La delicata mediazione tra Qatar e Hamas per una tregua a Gaza
Da dodici anni, l’emiro del Qatar ospita i leader di Hamas. Tuttavia, da un mese a questa parte, è stato chiesto loro di prepararsi al trasloco. Il messaggio è stato trasmesso dal segretario di Stato americano Antony Blinken al premier qatariota Mohammed bin Abdulrahman Al Thani in aprile. Gli Stati Uniti avevano già chiesto al piccolo regno del Golfo di offrire una sede ai leader dell’organizzazione nel 2012, con l’obiettivo di mantenere aperto un canale di comunicazione per mediare con il gruppo che ha preso il controllo di Gaza nel 2007.
Adesso, Blinken sta esercitando tutte le pressioni necessarie, incluso lo sfratto, affinché Hamas accetti l’ultima proposta discussa dai negoziatori in Egitto. Ha chiarito al Qatar che una risposta negativa non è accettabile. Attraverso i media sauditi, i jihadisti hanno lasciato intendere che sono disposti a procedere con il piano di tregua, suddiviso in tre fasi. Durante la prima fase, della durata di sei settimane, verrebbero rilasciati 33 ostaggi israeliani, tra cui donne, minori, anziani e malati.
L’ipotesi di uno scambio di prigionieri e la posizione di Israele
Nei passaggi successivi, i soldati e gli uomini con meno di 50 anni verrebbero scambiati con altri detenuti palestinesi. Secondo fonti saudite, Israele sarebbe pronto a scarcerare Marwan Barghouti, condannato a cinque ergastoli, a condizione che si trasferisca a Gaza. Barghouti, originario della Cisgiordania, è considerato da molti palestinesi, diplomatici internazionali e alcuni israeliani come l’unico vero successore dell’anziano presidente Abu Mazen.
Attualmente, i rappresentanti di Hamas sono al Cairo, mentre il primo ministro israeliano Benjamin Netanyahu avrebbe rinviato la partenza della delegazione guidata dal direttore del Mossad. Netanyahu ha anche lasciato trapelare due messaggi per ridurre le aspettative di una svolta nei negoziati. Una ‘fonte politica di alto livello’ ha ribadito che l’esercito procederà con l’invasione di Rafah. La stessa fonte ha spiegato che per Israele non è possibile aderire a un cessate il fuoco permanente. I leader di Hamas, invece, avevano dichiarato di aver ricevuto garanzie sulla fine del conflitto e il ritiro delle truppe dalla Striscia.
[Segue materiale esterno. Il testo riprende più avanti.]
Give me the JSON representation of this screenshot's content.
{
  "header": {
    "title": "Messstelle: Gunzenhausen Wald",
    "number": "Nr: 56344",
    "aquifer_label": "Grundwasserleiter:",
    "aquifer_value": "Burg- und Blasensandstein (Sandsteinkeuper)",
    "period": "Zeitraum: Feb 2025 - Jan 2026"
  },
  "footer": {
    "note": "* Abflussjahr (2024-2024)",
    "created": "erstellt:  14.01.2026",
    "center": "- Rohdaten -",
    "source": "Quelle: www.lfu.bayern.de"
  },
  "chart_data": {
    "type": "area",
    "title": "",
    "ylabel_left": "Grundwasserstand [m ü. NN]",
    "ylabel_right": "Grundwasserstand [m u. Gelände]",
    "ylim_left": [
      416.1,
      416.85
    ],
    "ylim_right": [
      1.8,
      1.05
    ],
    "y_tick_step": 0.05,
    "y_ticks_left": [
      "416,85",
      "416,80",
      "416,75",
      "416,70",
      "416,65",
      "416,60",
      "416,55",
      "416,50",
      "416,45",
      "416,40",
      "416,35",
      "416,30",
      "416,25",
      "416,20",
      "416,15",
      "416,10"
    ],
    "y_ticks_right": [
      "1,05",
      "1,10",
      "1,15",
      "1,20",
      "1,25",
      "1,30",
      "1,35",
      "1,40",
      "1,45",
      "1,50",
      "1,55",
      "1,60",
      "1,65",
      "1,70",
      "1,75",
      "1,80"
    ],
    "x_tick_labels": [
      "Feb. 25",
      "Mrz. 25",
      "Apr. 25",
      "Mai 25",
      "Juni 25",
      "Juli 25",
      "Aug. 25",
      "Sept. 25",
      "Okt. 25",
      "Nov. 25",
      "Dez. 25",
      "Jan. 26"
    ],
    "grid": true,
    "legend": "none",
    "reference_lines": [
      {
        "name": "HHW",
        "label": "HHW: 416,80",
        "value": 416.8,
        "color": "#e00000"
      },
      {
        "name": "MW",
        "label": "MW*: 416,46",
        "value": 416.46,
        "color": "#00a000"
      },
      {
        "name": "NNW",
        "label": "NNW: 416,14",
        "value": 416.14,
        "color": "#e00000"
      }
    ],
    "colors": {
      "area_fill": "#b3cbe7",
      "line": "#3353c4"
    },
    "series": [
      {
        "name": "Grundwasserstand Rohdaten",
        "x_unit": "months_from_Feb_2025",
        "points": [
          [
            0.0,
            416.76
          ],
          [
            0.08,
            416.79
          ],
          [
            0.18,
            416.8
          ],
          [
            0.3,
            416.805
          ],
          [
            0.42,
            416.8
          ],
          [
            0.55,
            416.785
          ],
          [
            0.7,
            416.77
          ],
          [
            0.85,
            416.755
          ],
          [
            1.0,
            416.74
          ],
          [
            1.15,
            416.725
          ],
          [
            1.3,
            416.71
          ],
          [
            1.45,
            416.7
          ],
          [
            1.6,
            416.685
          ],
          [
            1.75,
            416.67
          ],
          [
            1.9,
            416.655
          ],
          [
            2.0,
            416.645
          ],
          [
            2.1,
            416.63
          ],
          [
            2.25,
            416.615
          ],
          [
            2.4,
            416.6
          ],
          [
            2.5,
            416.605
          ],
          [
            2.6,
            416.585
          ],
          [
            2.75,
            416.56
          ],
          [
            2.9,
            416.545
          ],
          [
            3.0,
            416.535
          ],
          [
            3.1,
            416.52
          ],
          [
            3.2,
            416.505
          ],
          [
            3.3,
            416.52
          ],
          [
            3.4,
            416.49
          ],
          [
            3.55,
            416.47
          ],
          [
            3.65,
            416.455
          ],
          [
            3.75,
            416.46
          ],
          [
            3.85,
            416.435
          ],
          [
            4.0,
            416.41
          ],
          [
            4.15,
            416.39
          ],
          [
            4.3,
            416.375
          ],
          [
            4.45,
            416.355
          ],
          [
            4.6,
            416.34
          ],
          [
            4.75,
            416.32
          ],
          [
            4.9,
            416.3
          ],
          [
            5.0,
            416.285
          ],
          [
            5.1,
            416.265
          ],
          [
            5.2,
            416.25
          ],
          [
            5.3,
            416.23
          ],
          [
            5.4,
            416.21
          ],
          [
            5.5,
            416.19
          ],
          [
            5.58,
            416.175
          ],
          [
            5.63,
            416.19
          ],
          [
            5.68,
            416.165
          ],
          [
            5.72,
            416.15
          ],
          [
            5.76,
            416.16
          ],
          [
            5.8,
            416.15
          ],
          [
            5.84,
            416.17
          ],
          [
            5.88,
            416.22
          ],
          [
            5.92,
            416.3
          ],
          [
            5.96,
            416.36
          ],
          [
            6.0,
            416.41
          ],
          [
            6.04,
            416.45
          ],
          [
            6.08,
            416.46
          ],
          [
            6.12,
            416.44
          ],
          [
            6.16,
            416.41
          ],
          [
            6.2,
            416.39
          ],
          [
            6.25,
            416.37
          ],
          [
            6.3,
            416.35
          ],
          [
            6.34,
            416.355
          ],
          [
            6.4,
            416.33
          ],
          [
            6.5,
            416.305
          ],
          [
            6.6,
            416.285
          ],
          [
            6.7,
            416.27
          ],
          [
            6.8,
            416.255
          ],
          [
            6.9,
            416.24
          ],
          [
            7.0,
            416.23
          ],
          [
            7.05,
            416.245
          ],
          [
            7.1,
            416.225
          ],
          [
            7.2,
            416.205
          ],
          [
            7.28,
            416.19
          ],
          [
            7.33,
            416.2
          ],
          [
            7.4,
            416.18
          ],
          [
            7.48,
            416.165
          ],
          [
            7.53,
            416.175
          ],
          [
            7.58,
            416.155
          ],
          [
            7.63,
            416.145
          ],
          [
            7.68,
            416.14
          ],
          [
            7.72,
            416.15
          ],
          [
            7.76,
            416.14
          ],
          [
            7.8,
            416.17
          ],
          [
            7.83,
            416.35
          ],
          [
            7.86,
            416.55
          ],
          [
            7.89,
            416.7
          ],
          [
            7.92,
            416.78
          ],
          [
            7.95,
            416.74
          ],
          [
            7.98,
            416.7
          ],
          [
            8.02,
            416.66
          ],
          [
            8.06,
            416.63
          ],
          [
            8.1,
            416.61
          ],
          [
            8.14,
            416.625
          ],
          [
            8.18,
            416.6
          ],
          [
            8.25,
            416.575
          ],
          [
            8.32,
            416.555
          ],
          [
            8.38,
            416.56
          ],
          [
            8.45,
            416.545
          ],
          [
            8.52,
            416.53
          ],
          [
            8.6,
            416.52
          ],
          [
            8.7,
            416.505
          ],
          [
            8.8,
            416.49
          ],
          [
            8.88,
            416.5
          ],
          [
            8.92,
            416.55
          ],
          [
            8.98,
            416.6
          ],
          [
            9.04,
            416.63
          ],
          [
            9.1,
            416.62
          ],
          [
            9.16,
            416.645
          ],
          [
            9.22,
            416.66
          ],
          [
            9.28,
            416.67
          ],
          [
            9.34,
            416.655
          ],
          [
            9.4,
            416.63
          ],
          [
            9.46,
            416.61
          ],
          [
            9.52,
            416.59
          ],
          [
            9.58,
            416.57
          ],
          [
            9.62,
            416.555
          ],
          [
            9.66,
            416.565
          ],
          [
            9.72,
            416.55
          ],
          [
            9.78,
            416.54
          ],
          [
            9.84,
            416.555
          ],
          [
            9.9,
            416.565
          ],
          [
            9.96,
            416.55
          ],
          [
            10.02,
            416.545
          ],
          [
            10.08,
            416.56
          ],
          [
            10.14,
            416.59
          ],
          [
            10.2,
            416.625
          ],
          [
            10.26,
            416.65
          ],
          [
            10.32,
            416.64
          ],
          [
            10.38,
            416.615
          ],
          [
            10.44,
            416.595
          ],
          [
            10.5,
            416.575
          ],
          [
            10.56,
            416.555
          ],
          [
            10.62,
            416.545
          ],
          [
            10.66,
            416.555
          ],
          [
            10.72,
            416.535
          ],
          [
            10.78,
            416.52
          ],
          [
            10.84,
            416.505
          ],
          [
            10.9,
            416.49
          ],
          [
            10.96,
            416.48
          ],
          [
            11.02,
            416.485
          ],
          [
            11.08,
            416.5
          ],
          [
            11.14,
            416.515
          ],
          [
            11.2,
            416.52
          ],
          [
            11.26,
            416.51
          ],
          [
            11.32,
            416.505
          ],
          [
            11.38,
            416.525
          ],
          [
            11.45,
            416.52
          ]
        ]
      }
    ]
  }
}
Le truppe israeliane entreranno a Rafah ‘molto presto’, ha dichiarato Tzahi Hanegbi, consigliere per la Sicurezza Nazionale e fedelissimo del premier, ai telegiornali del sabato sera. Hanegbi ha aggiunto che Yahya Sinwar, il pianificatore dei massacri del 7 ottobre, ‘non resterà vivo’. Secondo il Canale 12 israeliano, i segnali ‘positivi’ potrebbero essere una tattica di Hamas per guadagnare tempo.
La pressione dei familiari e la crisi umanitaria a Gaza
I familiari degli ostaggi, consapevoli del tempo che stringe, hanno organizzato manifestazioni di protesta che ieri sera hanno radunato migliaia di persone per le strade di Tel Aviv. Chiedono che l’intesa venga finalizzata e invocano le dimissioni del governo. Dopo la tregua dello scorso novembre, ancora 133 ostaggi sono detenuti dai terroristi, e tra loro una trentina è stata dichiarata morta dall’intelligence israeliana.
Nel frattempo, la situazione umanitaria a Gaza è sempre più drammatica. ‘La carestia sta per scoppiare ed è già in corso nel nord della Striscia’, denuncia Cindy McCain, direttrice del Programma Alimentare Mondiale. Gli americani hanno sospeso la costruzione del porto flottante al largo della Striscia, dove i palestinesi uccisi in 211 giorni di guerra sono quasi 35 mila, a causa delle condizioni avverse del mare. Il pontile dovrebbe permettere un afflusso molto maggiore di aiuti proprio nella parte del territorio più colpita dalla fame.
Le speranze di una tregua e le incertezze del futuro
Il quadro delineato lascia intravedere uno spiraglio per una possibile tregua, ma le incertezze restano molte. La pressione internazionale e le condizioni sul campo rendono il negoziato estremamente complesso. La comunità internazionale osserva con attenzione, sperando che le parti coinvolte possano trovare un accordo che ponga fine alle sofferenze e alla violenza.